V - conceder o livramento condicional ou a suspensão condicional da pena.”
“Parágrafo único.  Os usuários da monitoração eletrônica que estiverem cumprindo o regime aberto ficam dispensados do recolhimento ao estabelecimento penal no período noturno e nos dias de folga.”
  Essas hipóteses foram vetadas pelo Presidente da República, sob os seguintes fundamentos constantes da sua mensagem enviada ao Senado com as razões do veto:
“Razões dos vetos
A adoção do monitoramento eletrônico no regime aberto, nas penas restritivas de direito, no livramento condicional e na suspensão condicional da pena contraria a sistemática de cumprimento de pena prevista no ordenamento jurídico brasileiro e, com isso, a necessária individualização, proporcionalidade e suficiência da execução penal. Ademais, o projeto aumenta os custos com a execução penal sem auxiliar no reajuste da população dos presídios, uma vez que não retira do cárcere quem lá não deveria estar e não impede o ingresso de quem não deva ser preso.”
Logo, considerando que o veto não foi derrubado pelo Congresso Nacional, resta claro que a vontade do legislador é no sentido da inaplicabilidade do monitoramento eletrônico nas hipóteses vetadas, ou seja, no regime aberto, nas penas restritivas de direito, no livramento condicional e na suspensão condicional da pena, mas apenas nas hipóteses expressamente previstas no texto legal sancionado.
Sinteticamente, as razões de veto são: a) a contrariedade da aplicação do monitoramento eletrônico nas hipóteses vetadas à sistemática do cumprimento da pensa e à individualização da pena; b) os custos decorrentes da sua implantação.
Contudo, a pergunta que se faz é: são válidas as razões do veto presidencial no que tange à inaplicabilidade da monitoração eletrônica aos regimes semiaberto e aberto? Diante da situação caótica dos estabelecimentos penais, da sua superlotação, da falência do Estado no cumprimento de seus deveres como garantidor de direitos sociais existenciais mínimos e do crescente debate da sociedade em torno do tema a resposta, sob o prisma constitucional, evidentemente deve ser negativa.

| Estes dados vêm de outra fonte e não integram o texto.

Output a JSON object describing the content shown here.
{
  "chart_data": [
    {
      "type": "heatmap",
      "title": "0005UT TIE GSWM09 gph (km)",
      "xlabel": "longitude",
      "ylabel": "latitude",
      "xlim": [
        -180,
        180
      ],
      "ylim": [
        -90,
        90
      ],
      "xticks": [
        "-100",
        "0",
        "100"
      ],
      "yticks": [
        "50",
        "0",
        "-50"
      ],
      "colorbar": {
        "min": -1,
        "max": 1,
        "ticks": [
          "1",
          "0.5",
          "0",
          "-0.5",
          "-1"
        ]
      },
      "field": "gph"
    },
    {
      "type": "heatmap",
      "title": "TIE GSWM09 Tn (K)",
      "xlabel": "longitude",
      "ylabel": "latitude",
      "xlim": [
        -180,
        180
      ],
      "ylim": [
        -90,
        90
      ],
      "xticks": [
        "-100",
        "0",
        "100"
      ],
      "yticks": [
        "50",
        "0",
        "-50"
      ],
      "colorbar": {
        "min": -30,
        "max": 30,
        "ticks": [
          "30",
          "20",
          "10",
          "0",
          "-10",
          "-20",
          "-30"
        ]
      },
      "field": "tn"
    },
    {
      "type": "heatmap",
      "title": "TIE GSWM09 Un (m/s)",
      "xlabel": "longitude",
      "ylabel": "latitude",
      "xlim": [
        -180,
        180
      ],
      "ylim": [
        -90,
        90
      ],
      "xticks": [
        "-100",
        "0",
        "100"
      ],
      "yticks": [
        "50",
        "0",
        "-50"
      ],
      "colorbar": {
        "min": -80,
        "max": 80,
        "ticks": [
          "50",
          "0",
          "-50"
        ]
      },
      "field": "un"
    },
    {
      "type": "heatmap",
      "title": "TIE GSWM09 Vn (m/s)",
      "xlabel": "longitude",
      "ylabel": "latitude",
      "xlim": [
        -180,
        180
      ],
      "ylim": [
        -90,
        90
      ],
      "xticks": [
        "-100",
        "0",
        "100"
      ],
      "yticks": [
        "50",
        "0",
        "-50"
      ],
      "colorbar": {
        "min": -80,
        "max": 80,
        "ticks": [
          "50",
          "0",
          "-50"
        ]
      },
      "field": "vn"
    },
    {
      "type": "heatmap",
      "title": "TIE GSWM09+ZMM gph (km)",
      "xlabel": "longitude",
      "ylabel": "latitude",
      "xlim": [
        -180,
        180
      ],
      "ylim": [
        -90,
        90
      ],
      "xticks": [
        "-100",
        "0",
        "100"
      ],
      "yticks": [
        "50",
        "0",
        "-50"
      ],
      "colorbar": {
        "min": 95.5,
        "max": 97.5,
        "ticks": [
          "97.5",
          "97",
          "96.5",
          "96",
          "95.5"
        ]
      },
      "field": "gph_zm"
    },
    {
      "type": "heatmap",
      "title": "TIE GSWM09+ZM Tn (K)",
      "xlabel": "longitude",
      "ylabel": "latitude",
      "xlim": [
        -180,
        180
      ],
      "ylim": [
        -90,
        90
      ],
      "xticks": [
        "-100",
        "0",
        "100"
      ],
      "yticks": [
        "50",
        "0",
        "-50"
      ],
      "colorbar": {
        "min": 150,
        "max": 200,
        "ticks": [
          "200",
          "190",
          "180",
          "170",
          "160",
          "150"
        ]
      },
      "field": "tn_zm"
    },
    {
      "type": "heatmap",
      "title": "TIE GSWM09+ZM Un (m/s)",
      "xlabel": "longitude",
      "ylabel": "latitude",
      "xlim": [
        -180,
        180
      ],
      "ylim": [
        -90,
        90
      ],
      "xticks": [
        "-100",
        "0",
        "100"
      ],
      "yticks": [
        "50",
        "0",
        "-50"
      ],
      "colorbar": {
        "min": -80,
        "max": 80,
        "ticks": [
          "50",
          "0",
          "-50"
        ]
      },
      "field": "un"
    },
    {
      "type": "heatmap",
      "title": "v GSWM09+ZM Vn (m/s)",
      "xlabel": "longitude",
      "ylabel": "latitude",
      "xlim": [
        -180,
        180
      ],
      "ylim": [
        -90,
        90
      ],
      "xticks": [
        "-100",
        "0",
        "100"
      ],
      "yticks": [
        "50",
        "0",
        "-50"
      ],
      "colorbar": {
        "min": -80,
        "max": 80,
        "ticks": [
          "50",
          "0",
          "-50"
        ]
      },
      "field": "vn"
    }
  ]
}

Não se mostram válidas as razões de veto, pois a monitoração eletrônica possui custos inferiores ao sistema tradicional de cumprimento de pena em penitenciárias e atende aos fins da pena, ao tempo em que funciona como importante instrumento de humanização desta e de ressocialização, conforme anteriormente já dito.
Ocorre que a jurisprudência mais recente do STF e do STJ vem admitindo a aplicação da monitoração eletrônica em substituição aos regimes semiaberto e aberto quando não houver vagas ou estabelecimento adequado para o cumprimento da pena nesses regimes, para submeter o preso ao cumprimento da pena em prisão domiciliar cumulada com o uso da monitoração eletrônica.